International Business Machines Corp. (NYSE:IBM) has established partnerships with Apple Inc. (NASDAQ:AAPL) and the world’s largest medical devices producers to deliver health data from Apple Watches to doctors and insurers. Another major goal is to craft personalized treatments for hip replacement patients and diabetics.
IBM’s foray into digital healthcare will empower users monitoring their heart beat rate, calories expended and cholesterol levels utilizing Apple’s HealthKit platform to upload the data from an IBM app to a storage cloud. The latter will be accessible to the user’s physicians and insurance firms. Those who go for Apple’s ResearchKit can share their information with medical researchers.
The alliance is one among the many instances of collaboration between the technology and healthcare sectors. The driving force is the widely expected medical data explosion sourced from smartphone or wearables such as the Apple Watch or Fitbit.
The fact is that IBM doesn’t have an exclusive alliance with Apple. However the Apple group opined that few companies could provide the iPhone developer the same level of security and storage capabilities. Apple perceives the data to be highly sensitive and is pretty satisfied with IBM’s track record for operating secure data centres.

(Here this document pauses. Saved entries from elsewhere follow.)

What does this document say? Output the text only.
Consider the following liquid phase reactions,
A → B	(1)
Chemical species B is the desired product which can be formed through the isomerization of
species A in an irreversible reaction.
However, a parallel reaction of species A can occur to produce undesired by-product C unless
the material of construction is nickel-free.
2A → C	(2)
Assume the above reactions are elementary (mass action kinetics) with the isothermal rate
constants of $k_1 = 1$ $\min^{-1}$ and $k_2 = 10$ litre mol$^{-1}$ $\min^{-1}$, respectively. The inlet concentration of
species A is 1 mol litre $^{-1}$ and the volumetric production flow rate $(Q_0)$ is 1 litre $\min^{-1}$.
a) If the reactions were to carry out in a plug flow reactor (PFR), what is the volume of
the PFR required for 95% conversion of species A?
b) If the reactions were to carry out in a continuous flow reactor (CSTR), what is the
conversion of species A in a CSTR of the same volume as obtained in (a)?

Along with the announcement of the IBM-Apple collaboration, a couple of healthcare partnerships including with Medtronic and Johnson & Johnson were declared. The latter are the world’s leading makers of medical devices including replacement knees and hips; and insulin pumps.
J&J has requested IBM to come up with a so called coaching system. The latter would make sure patients are ready health wise to undergo joint replacement or spinal surgery. Also it would motivate them to practice the right exercises post operation. If the subject was found wanting in any aspect the system would encourage him to rectify the shortcoming.
International Business Machines Corp. (NYSE:IBM) is collaborating with Medtronic on an intelligent diabetes treatment system that would source readings from a patient’s glucose monitor to make sure their insulin pump dispenses the exact amount of drug needed.